Duygularıma güveniyorum. Neden öyleler bilmesemde, olaylar dönüp dolaşıp içimde hissettiğime geliyor. Ama hep onlara göre yaşamakta bana garip geliyor. Yüzyıllardır mantığımı, aklımı ve somut değerlerle yaşayınca; tabiri caiz ise hocam "koyverip" yaşayamıyorum.
Artık gitmek için hazırım, tek yapmam gereken valizin fermarunu çekmek; sonra gitmek. Hiç bir gidiş elini kolunu sallaya sallaya olmuyor malesef. Hep giderken birşeyler de götürüyor insan. Ne kadar az götüreyim desemde, bir yığın oluveriyorlar. Bu seferde öyle, sakin sakin gidemiyorum. Elimin altındaki herseyi veremiyorum. Bu da senin olsun, bu oyuncakları sen al, bu çiçek sana kalsın... Denmiyor işte.
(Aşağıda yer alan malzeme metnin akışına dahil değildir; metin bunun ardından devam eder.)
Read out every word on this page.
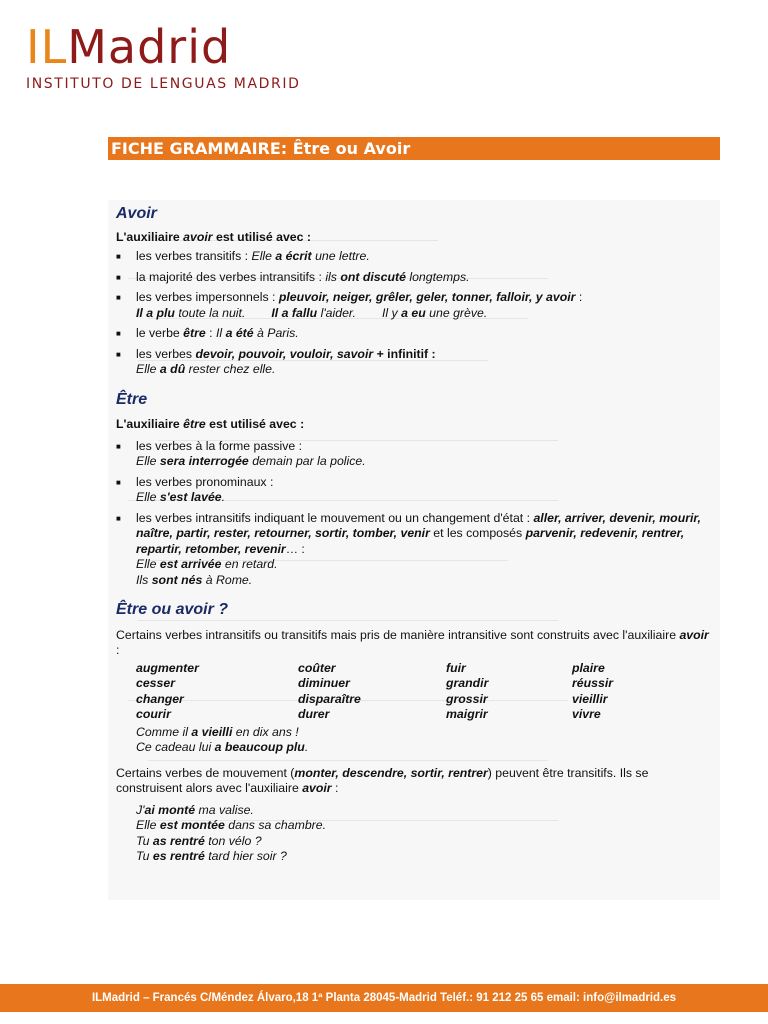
ILMadrid
INSTITUTO DE LENGUAS MADRID
FICHE GRAMMAIRE: Être ou Avoir
Avoir

L'auxiliaire avoir est utilisé avec :

■ les verbes transitifs : Elle a écrit une lettre.
■ la majorité des verbes intransitifs : ils ont discuté longtemps.
■ les verbes impersonnels : pleuvoir, neiger, grêler, geler, tonner, falloir, y avoir :
Il a plu toute la nuit. Il a fallu l'aider. Il y a eu une grève.
■ le verbe être : Il a été à Paris.
■ les verbes devoir, pouvoir, vouloir, savoir + infinitif :
Elle a dû rester chez elle.
Être

L'auxiliaire être est utilisé avec :

■ les verbes à la forme passive :
Elle sera interrogée demain par la police.
■ les verbes pronominaux :
Elle s'est lavée.
■ les verbes intransitifs indiquant le mouvement ou un changement d'état : aller, arriver, devenir, mourir, naître, partir, rester, retourner, sortir, tomber, venir et les composés parvenir, redevenir, rentrer, repartir, retomber, revenir… :
Elle est arrivée en retard.
Ils sont nés à Rome.
Être ou avoir ?

Certains verbes intransitifs ou transitifs mais pris de manière intransitive sont construits avec l'auxiliaire avoir :

augmenter	coûter	fuir	plaire
cesser	diminuer	grandir	réussir
changer	disparaître	grossir	vieillir
courir	durer	maigrir	vivre
Comme il a vieilli en dix ans !
Ce cadeau lui a beaucoup plu.

Certains verbes de mouvement (monter, descendre, sortir, rentrer) peuvent être transitifs. Ils se construisent alors avec l'auxiliaire avoir :

J'ai monté ma valise.
Elle est montée dans sa chambre.
Tu as rentré ton vélo ?
Tu es rentré tard hier soir ?
ILMadrid – Francés C/Méndez Álvaro,18 1ª Planta 28045-Madrid Teléf.: 91 212 25 65 email: info@ilmadrid.es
Ama yaşamışlıklarımda dönüp dönüp gözümün önüne geliyor. Her birine sıkı sıkı sarılıyorum. Unutmaktan korkarcasına. Bir taraftan hani diyorum, taşımayacaktın onca şeyi, hatta sürümeyecektin. Yapamıyorum, illaki sırtlayıp fazlaca birşeyleri giderken götürüyorum.
Tatilim başlıyor, gidiyorum. Ben olup geri geleceğim. Geri geldiğimde ise yenilenmiş bir ben olacak karşımda . şimdiden neler yaptığımı anlatayım : ))
Bol bol uzun oturulmuş olacak, şapka başımda esinti olan heryerde saatlerce kalacağım. Yapacaklarımı düşünmeyeceğim. Sabahları erken kalkıp, geceleri bol bolyıldız seyredeceğim. Yıldızlara anlamlar yükleyip, kendimi yenieleyeceğim onlardan gelen ışıklarla. Ne şanslıyım, dolunay ve akşam doğuyor.. Ona da bakacağım bol bol, içimdeki boşluğu da temizleyeceğim. O da atık torbası değil, sade ve temiz olarak içimdeki boşluk olacak. Sonra güzel şeyler düşüneceğim. Güzel şeyler yiyeceğim. Bisküvi, kızartma, kuru, yağlı ve hazır şeyler yemiyeceğim. Asit içmeyeceğim. Belki detoks bile yaparım, ama denizin insanı nasıl acıktırdığını bildiğimden pek emin olamadım. Manzaraları aklıma yazacağım. boyalarımı ve resim defterimi götürüp onlarla oynayacağım, fotoğrfa makinamı götürüp bir dalın onb,n fotoğrafını çekeceğim. Güzel şeyler yapacağım. Yapacak birşey bulamazsam arkadaşlardan birine gıdık atacağım :))
Biraz bekleyin, ben kendim olup geri geleceğim.